Design/methodology/approach
This study proposes a novel hybrid approach called best worst method (BWM) to evaluate the discerned barriers. BWM technique is espoused to appraise the SCF barriers, so that the decision-makers can rationally comprehend the reason behind dominance of one barrier over other. Although such an assessment may possibly vary for different industries, that is why proposed approach is generic in nature and can be applied in real-world cases. The robustness of the suggested model is also assessed through sensitivity analysis.
Findings
SCF barriers are identified through extensive literature review and inputs from the industry. The results derived through BWM approach concludes that the “Financial Barriers” are censorious and foremost inhibitors for SMEs to flourish, therefore, require special attention by the top management. Likewise, “Supply and Suppliers Barriers” are ranked second, conversely, “Market and Policy Related Barriers” are found least critical in nature in SMEs of India.

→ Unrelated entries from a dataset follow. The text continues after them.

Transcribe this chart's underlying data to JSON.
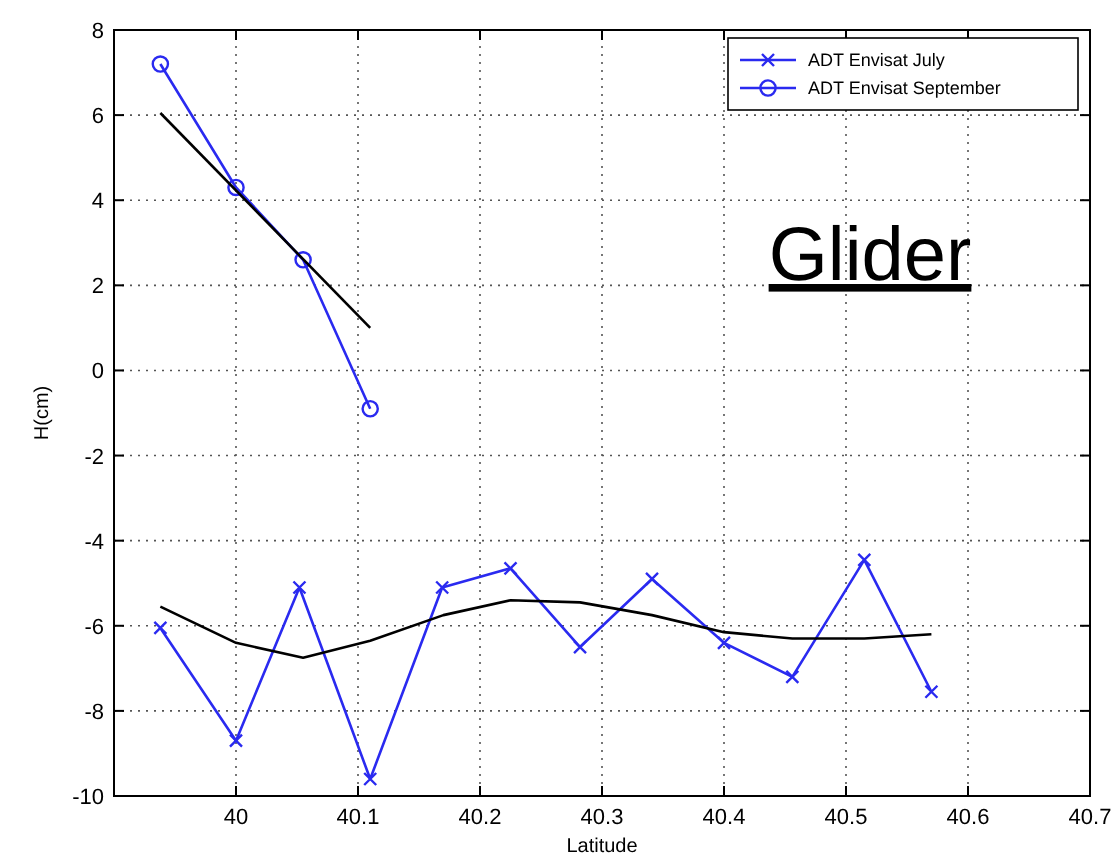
{
  "chart_data": {
    "type": "line",
    "xlabel": "Latitude",
    "ylabel": "H(cm)",
    "xlim": [
      39.9,
      40.7
    ],
    "xticks": [
      40,
      40.1,
      40.2,
      40.3,
      40.4,
      40.5,
      40.6,
      40.7
    ],
    "ylim": [
      -10,
      8
    ],
    "yticks": [
      -10,
      -8,
      -6,
      -4,
      -2,
      0,
      2,
      4,
      6,
      8
    ],
    "grid": true,
    "legend": "top right",
    "annotations": [
      "Glider"
    ],
    "series": [
      {
        "name": "ADT Envisat July",
        "color": "#2a2af0",
        "marker": "cross",
        "x": [
          39.938,
          40.0,
          40.052,
          40.11,
          40.169,
          40.225,
          40.282,
          40.341,
          40.4,
          40.456,
          40.515,
          40.57
        ],
        "values": [
          -6.05,
          -8.7,
          -5.1,
          -9.6,
          -5.1,
          -4.65,
          -6.5,
          -4.9,
          -6.4,
          -7.2,
          -4.45,
          -7.55
        ]
      },
      {
        "name": "ADT Envisat September",
        "color": "#2a2af0",
        "marker": "circle",
        "x": [
          39.938,
          40.0,
          40.055,
          40.11
        ],
        "values": [
          7.2,
          4.3,
          2.6,
          -0.9
        ]
      },
      {
        "color": "#000000",
        "marker": "none",
        "x": [
          39.938,
          40.0,
          40.055,
          40.11,
          40.17,
          40.225,
          40.282,
          40.341,
          40.4,
          40.456,
          40.515,
          40.57
        ],
        "values": [
          -5.55,
          -6.4,
          -6.75,
          -6.35,
          -5.75,
          -5.4,
          -5.45,
          -5.75,
          -6.15,
          -6.3,
          -6.3,
          -6.2
        ]
      },
      {
        "color": "#000000",
        "marker": "none",
        "x": [
          39.938,
          40.11
        ],
        "values": [
          6.05,
          1.0
        ]
      }
    ]
  }
}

Research limitations/implications
This work is specific to SCF barriers and other barriers have not been touched upon. The study is based on expert panel opinion for seeking information which is restricted to Indian context, as the members of the expert panel belong to same geography.
Practical implications
This research could aid decision-makers and strategists to comprehend the deep-rooted initiatives to achieve a comprehensive implication of SCF across SC network. By assessing SCF barriers, this study helps SMEs to understand their shortfalls and in answering the pertinent question of how to gain excellence in this intensely competitive market.
Originality/value
SMEs are considered as engines of economic development worldwide. India too is striving for increasing the growth and development of SMEs in every aspect, to gain operational excellence, to make profits or employment generation but presence of SCF barriers makes it difficult to achieve this in Indian SMEs. Therefore, it is imperative to analyze the criticality of the SCF barriers to understand how they impact on SMEs market of India. The paper illustrates the modeling of SCF barriers among SMEs using BWM approach, exhibiting how comprehending barriers can improvise productivity and efficiency of the SCs in SMEs.